Some electronic purse systems offer the facility to transfer funds between the card and the customer's bank account using a screen phone. Screen phones can be modified to be accessible by blind people, so this method of loading a card could be the preferred mode for many blind and partially sighted users.

For visually impaired persons, the main problems with electronic purse systems relate to the user interface. In particular many of the devices, such as balance readers and electronic wallets, have poor contrast visual displays which also pose problems for many elderly persons. One possibility would be to have special versions of the balance readers and wallets for those who cannot read the standard versions. Such a special wallet / balance reader might include:
High contrast display with larger characters (or speech output).
Larger buttons which have clear visual markings and tactual feedback.
A funnel opening to help guide the card into the reader.

A significant aspect of electronic purses is that the user does not need to have a bank account or even be credit worthy. This is likely to make electronic purses the preferred method of remotely paying for shopping by many older visually impaired persons. Another attraction for this group of customers is that as soon as the transaction has taken place, they can check the remaining balance on their electronic purse; unlike credit or debit cards, there is no risk of an unexplained item appearing on a future statement.


Interactive digital television

Interactive television is attracting considerable investment as it is seen as a significant step in selling new services to customers who may not be computer users. The UK government envisages that it will be a major method of interaction between the public and the government within five years. Traditional television can be characterized as one-to-many whereas the internet would be characterized as many-to-one. As yet interactive television is frequently just an enhanced one-to-many system with uncertainty as to how to satisfactorily also be a many-to-one system.

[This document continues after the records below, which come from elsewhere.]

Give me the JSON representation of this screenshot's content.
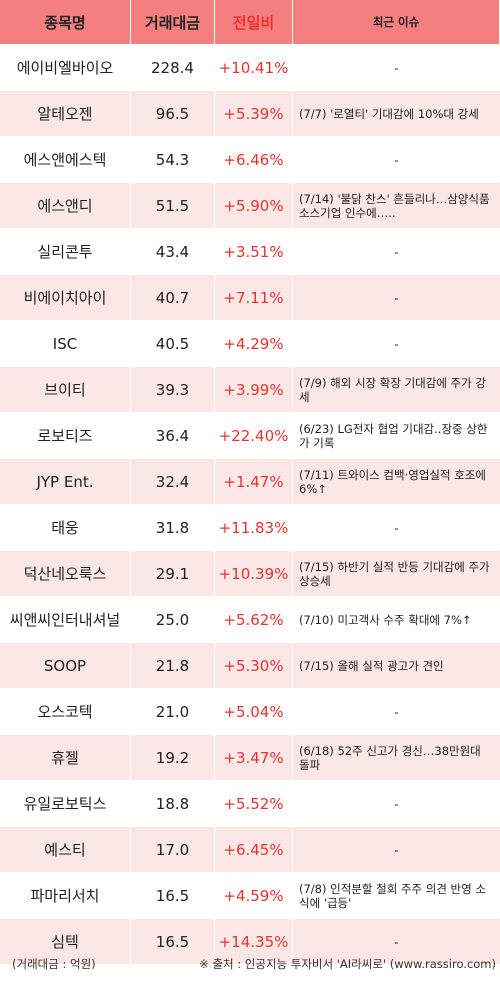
{
  "header": {
    "col1": "종목명",
    "col2": "거래대금",
    "col3": "전일비",
    "col4": "최근 이슈"
  },
  "rows": [
    {
      "name": "에이비엘바이오",
      "value": "228.4",
      "change": "+10.41%",
      "issue": "-"
    },
    {
      "name": "알테오젠",
      "value": "96.5",
      "change": "+5.39%",
      "issue": "(7/7) '로열티' 기대감에 10%대 강세"
    },
    {
      "name": "에스앤에스텍",
      "value": "54.3",
      "change": "+6.46%",
      "issue": "-"
    },
    {
      "name": "에스앤디",
      "value": "51.5",
      "change": "+5.90%",
      "issue": "(7/14) '불닭 찬스' 흔들리나…삼양식품 소스기업 인수에….."
    },
    {
      "name": "실리콘투",
      "value": "43.4",
      "change": "+3.51%",
      "issue": "-"
    },
    {
      "name": "비에이치아이",
      "value": "40.7",
      "change": "+7.11%",
      "issue": "-"
    },
    {
      "name": "ISC",
      "value": "40.5",
      "change": "+4.29%",
      "issue": "-"
    },
    {
      "name": "브이티",
      "value": "39.3",
      "change": "+3.99%",
      "issue": "(7/9) 해외 시장 확장 기대감에 주가 강세"
    },
    {
      "name": "로보티즈",
      "value": "36.4",
      "change": "+22.40%",
      "issue": "(6/23) LG전자 협업 기대감..장중 상한가 기록"
    },
    {
      "name": "JYP Ent.",
      "value": "32.4",
      "change": "+1.47%",
      "issue": "(7/11) 트와이스 컴백·영업실적 호조에 6%↑"
    },
    {
      "name": "태웅",
      "value": "31.8",
      "change": "+11.83%",
      "issue": "-"
    },
    {
      "name": "덕산네오룩스",
      "value": "29.1",
      "change": "+10.39%",
      "issue": "(7/15) 하반기 실적 반등 기대감에 주가 상승세"
    },
    {
      "name": "씨앤씨인터내셔널",
      "value": "25.0",
      "change": "+5.62%",
      "issue": "(7/10) 미고객사 수주 확대에 7%↑"
    },
    {
      "name": "SOOP",
      "value": "21.8",
      "change": "+5.30%",
      "issue": "(7/15) 올해 실적 광고가 견인"
    },
    {
      "name": "오스코텍",
      "value": "21.0",
      "change": "+5.04%",
      "issue": "-"
    },
    {
      "name": "휴젤",
      "value": "19.2",
      "change": "+3.47%",
      "issue": "(6/18) 52주 신고가 경신…38만원대 돌파"
    },
    {
      "name": "유일로보틱스",
      "value": "18.8",
      "change": "+5.52%",
      "issue": "-"
    },
    {
      "name": "예스티",
      "value": "17.0",
      "change": "+6.45%",
      "issue": "-"
    },
    {
      "name": "파마리서치",
      "value": "16.5",
      "change": "+4.59%",
      "issue": "(7/8) 인적분할 철회 주주 의견 반영 소식에 '급등'"
    },
    {
      "name": "심텍",
      "value": "16.5",
      "change": "+14.35%",
      "issue": "-"
    }
  ],
  "footer": {
    "unit": "(거래대금 : 억원)",
    "source": "※ 출처 : 인공지능 투자비서 'AI라씨로' (www.rassiro.com)"
  },
  "colors": {
    "header_bg": "#f57f7f",
    "stripe_bg": "#fbe7e5",
    "change_text": "#e8322f"
  }
}
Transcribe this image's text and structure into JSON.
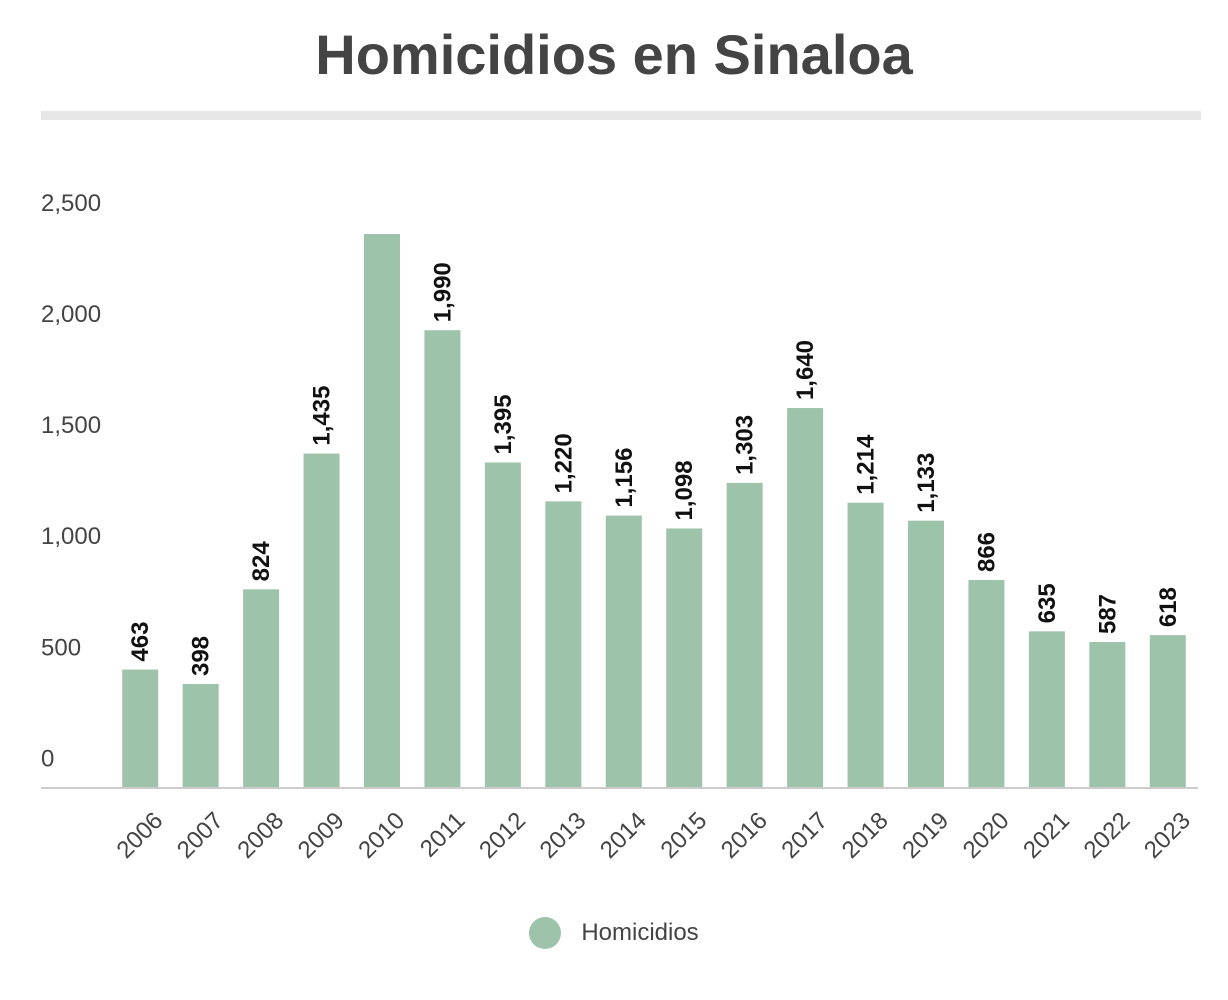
{
  "chart_data": {
    "type": "bar",
    "title": "Homicidios en Sinaloa",
    "categories": [
      "2006",
      "2007",
      "2008",
      "2009",
      "2010",
      "2011",
      "2012",
      "2013",
      "2014",
      "2015",
      "2016",
      "2017",
      "2018",
      "2019",
      "2020",
      "2021",
      "2022",
      "2023"
    ],
    "series": [
      {
        "name": "Homicidios",
        "values": [
          463,
          398,
          824,
          1435,
          2423,
          1990,
          1395,
          1220,
          1156,
          1098,
          1303,
          1640,
          1214,
          1133,
          866,
          635,
          587,
          618
        ],
        "labels": [
          "463",
          "398",
          "824",
          "1,435",
          "",
          "1,990",
          "1,395",
          "1,220",
          "1,156",
          "1,098",
          "1,303",
          "1,640",
          "1,214",
          "1,133",
          "866",
          "635",
          "587",
          "618"
        ]
      }
    ],
    "yticks": [
      "0",
      "500",
      "1,000",
      "1,500",
      "2,000",
      "2,500"
    ],
    "ylim": [
      -70,
      2500
    ],
    "grid": false,
    "legend_position": "bottom-center",
    "bar_color": "#9dc3aa",
    "axis_color": "#cccccc",
    "text_color": "#444444",
    "label_color": "#111111"
  }
}
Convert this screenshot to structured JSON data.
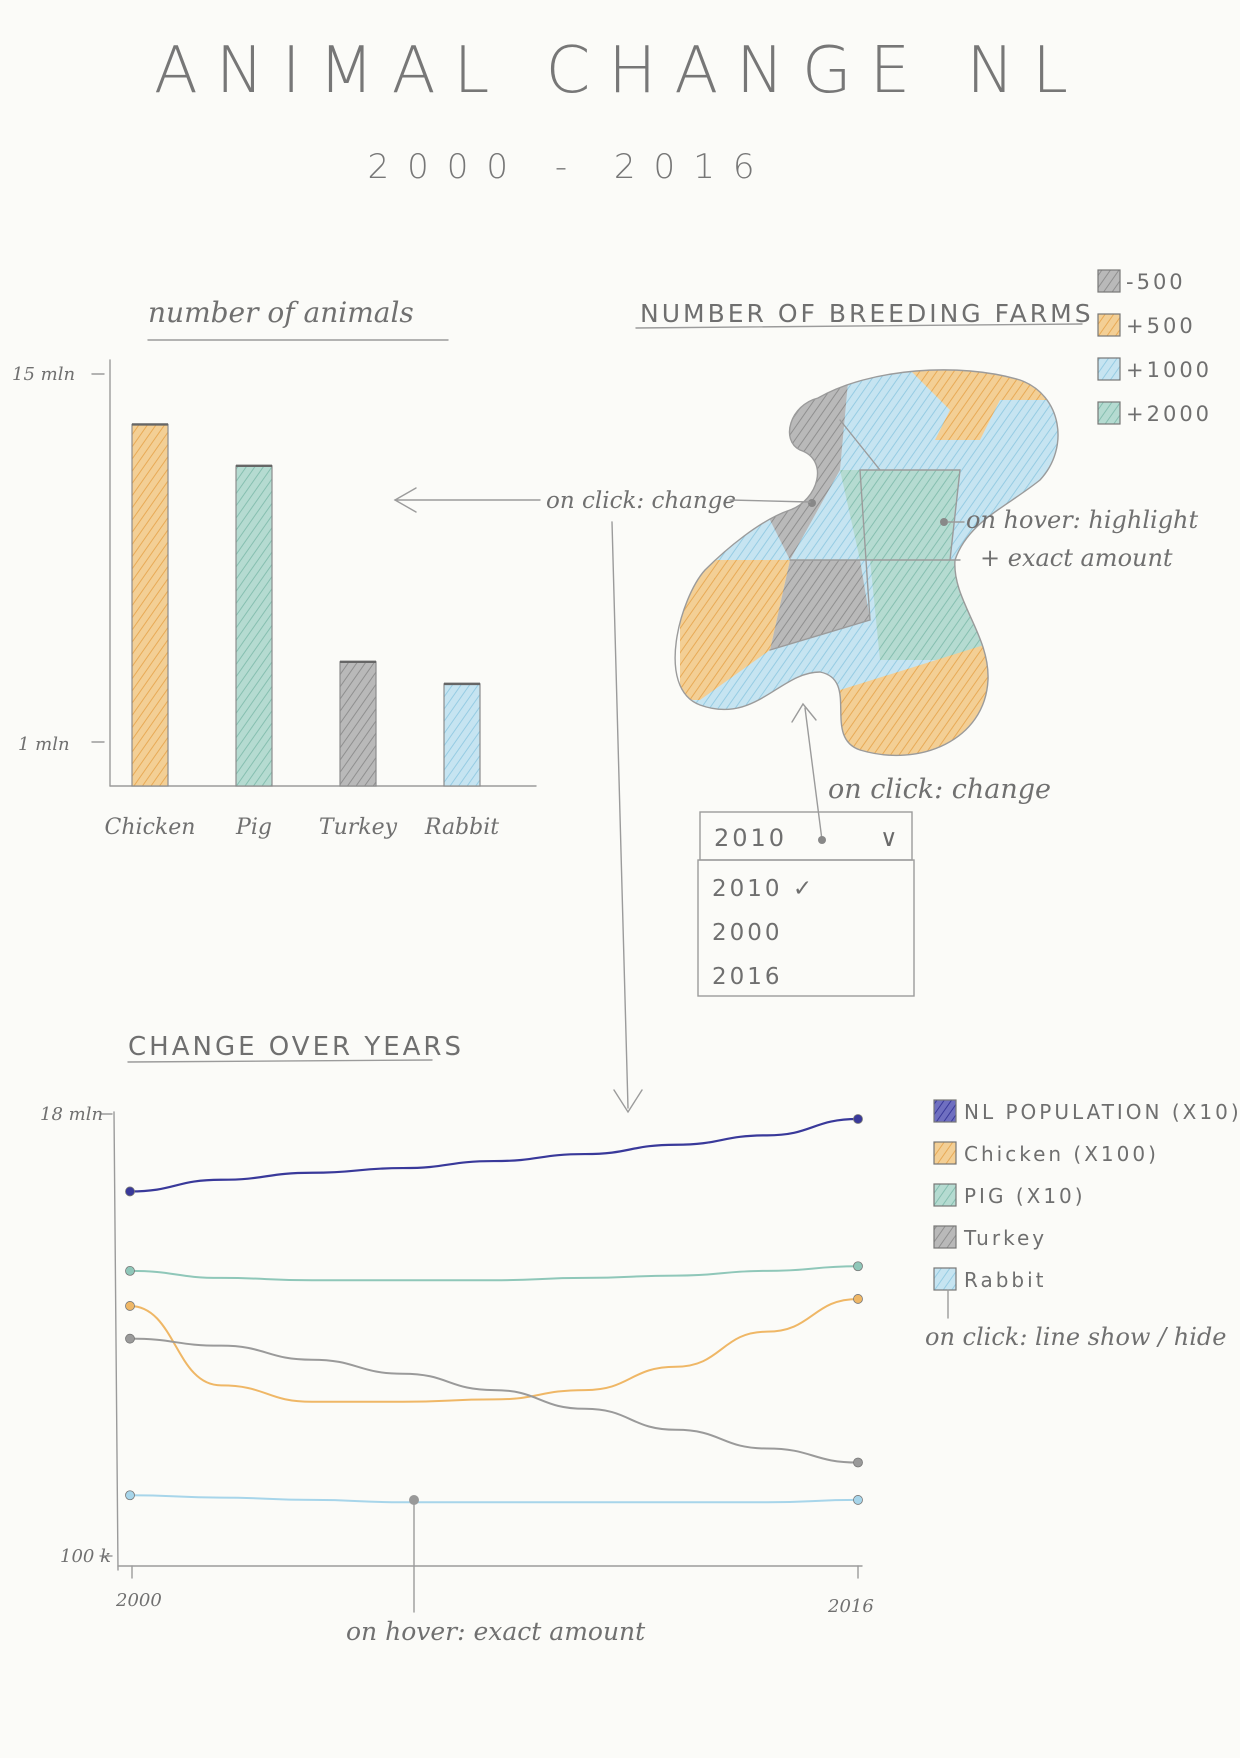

Some systems offer email: which is proving popular in the UK among those who do not have access to a computer or have no inclination to use one. Currently there are no facilities for enlarging the text or changing colours which gives problems for many visually impaired users.

In the future, the remote control for the television might be a mobile phone, connected by Bluetooth, into which is inserted the electronic purse to pay for goods and services.


Conclusion

New information and communication technology systems offer the possibility of greater usability by people with a visual impairment, but these opportunities will be lost if the needs of the consumer are not communicated to the relevant organisations. This will require collaboration between those undertaking research in this area, the organisations representing the consumer, the standardisation organisations, the regulators, the terminal manufacturers and the service providers.


Further Information
Gill, J. M. (1998) Access prohibited? information for designers of public access terminals. [accessed 22/10/07].

Gill, J. M. & Shipley A, D, C, (1999) Telephones: What Features do Disabled People Need? [accessed 22/10/07].

Gill, J. M. (2000) Which button? designing user interfaces for people with visual impairments. [accessed 22/10/07].

Gill, J. M. (2001) Keeping step? scientific and technological research for visually impaired people. [accessed 22/10/07].

Shipley, A. D. C. & Gill, J. M. (2000) Call barred? inclusive design of wireless systems. [accessed 22/10/07].

Vanderheiden, G. C. & Vanderheiden, K. R. (1992) Guidelines for the design of consumer products to increase their accessibility to persons with disabilities or who are aging. Wisconsin: Trace R&D Center.